Assim, “a sociedade investe muito na naturalização deste processo. Isto é, tenta fazer crer que a atribuição do espaço doméstico à mulher decorre da sua capacidade de ser mãe” (SAFFIOTI, 1987, p. 9), ou seja, “é natural que a mulher se dedique aos afazeres domésticos, aí compreendida a socialização dos filhos, como é natural sua capacidade de conceber e dar à luz.” (SAFFIOTI, 1987, p. 9)

Segundo Engels, ” (…) o trabalho doméstico das mulheres perdia agora sua importância, comparado ao trabalho produtivo do homem; este trabalho passou a ser tudo, aquele, uma insignificante contribuição.” (Engels, 1979, p.182). “A forma mais significativa da divisão sexual do trabalho é a que se faz entre o trabalho doméstico […] e o trabalho assalariado pelo capital” (BOTTOMORE, 2001, p. 384) A ideologia capitalista atribui, assim, um papel social para a mulher, que define seu trabalho, inclusive ao tratar as tarefas domésticas como não trabalho, e ao colocá-la enclausurada na esfera reprodutiva ensinada e atribuída à mulher como condição natural, sendo vítima de superexploração.

Outro ponto importante é de que em apenas um processo constou como profissão que a vítima era estudante, ainda que em outros dois processos indicassem que as vítimas eram estudantes do ensino superior, no decorrer do processo, especialmente na oitiva de testemunhas há a informação de que as vítimas cursaram curso de nível superior.

Assim, como no caso dos agressores, apenas uma vítima residia na zona rural. Todas as demais residiam na zona urbana. Com relação à cor das vítimas 5 eram brancas, 1 era parda e as demais não tiveram a cor/raça definida nos autos. Assim como nos agressores, o número de pessoas brancas se sobrepõe às demais. Neste ponto vale a pena salientar que a pesquisadora usou os dados trazidos pelo documento processual, se abstendo de indicar cor, raça ou gênero se não constante nos processos pesquisados, mas constasse, por exemplo, em reportagens ou veículos de comunicação, quando o crime apresentava esse tipo de repercussão social.

Não foram encontrados dados formais como renda, vícios, idade com que as vítimas começaram a trabalhar, conforme apresentado em relação aos agressores. Assim, o perfil das vítimas é de: mulheres brancas, com idade de 20 a 39 anos, residentes na área urbana.

No que tange às características dos feminicídios estudados, temos o seguinte panorama:

Figura 3. Dados dos Crimes.

Diagrama
Descrição gerada automaticamente

Fonte 3. Da Pesquisa (2023).

Os dados identificados nas denúncias para delinear as características dos crimes constantes nos processos estudados são: Local do crime, instrumento utilizado, motivação, horário, dia de semana em que o crime ocorreu e relacionamento do agressor com a vítima.
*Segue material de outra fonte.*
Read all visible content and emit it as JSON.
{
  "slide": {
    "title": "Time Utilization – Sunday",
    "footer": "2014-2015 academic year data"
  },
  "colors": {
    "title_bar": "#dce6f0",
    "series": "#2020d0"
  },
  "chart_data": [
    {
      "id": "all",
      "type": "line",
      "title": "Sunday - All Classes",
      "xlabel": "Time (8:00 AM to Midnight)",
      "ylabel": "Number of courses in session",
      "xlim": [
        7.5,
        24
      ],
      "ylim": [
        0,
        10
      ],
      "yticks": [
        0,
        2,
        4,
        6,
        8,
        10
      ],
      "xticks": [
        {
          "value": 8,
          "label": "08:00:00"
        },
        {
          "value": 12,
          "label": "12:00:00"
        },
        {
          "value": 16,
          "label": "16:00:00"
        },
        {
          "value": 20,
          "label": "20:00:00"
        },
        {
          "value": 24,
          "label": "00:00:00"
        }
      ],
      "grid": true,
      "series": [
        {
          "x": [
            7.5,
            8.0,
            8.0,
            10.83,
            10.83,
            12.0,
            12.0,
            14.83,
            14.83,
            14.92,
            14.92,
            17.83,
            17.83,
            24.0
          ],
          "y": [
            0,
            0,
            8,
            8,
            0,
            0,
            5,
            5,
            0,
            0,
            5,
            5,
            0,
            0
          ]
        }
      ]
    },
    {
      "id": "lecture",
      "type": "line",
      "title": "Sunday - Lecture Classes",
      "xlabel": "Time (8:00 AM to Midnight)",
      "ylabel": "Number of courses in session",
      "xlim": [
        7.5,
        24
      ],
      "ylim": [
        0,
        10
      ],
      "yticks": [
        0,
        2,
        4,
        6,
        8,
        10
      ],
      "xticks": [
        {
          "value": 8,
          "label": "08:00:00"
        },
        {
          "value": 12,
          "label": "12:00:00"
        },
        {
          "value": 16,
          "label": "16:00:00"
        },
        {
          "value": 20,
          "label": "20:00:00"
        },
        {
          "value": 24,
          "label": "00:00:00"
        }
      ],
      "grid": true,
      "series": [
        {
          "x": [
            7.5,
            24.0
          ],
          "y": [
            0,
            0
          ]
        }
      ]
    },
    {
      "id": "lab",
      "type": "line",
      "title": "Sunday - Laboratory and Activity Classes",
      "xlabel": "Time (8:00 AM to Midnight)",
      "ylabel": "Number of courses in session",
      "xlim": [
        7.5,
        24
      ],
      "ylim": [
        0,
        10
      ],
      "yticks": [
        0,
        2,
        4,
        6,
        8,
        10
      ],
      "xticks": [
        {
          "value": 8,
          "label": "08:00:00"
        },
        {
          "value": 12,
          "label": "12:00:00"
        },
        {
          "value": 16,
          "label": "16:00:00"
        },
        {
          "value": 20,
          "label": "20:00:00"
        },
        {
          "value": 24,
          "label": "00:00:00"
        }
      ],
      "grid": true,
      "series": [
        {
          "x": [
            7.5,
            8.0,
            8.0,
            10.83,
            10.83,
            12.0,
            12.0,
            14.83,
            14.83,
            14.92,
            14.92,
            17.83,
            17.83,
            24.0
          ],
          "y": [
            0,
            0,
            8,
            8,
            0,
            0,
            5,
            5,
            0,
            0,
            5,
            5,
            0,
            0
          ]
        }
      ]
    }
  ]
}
Inicialmente depreende-se que o agressor em todos os processos estudados tinha ou teve algum tipo de relacionamento com a vítima, seja familiar ou amoroso. Depreende-se ainda, que na maioria dos casos, o agressor era companheiro da vítima, ou seja, agressor e vítima ainda mantinham o relacionamento quando da perpetração do crime.

No livro o Segundo Sexo, Simone de Beauvoir inicia o capítulo intitulado A mulher casada afirmando que “o destino que a sociedade propõe tradicionalmente à mulher é o casamento” (1967, p. 165). A autora defende, também, que homens e mulheres possuem diferentes posições dentro de um casamento, sendo que à mulher a posição dada não lhe assegura qualquer dignidade.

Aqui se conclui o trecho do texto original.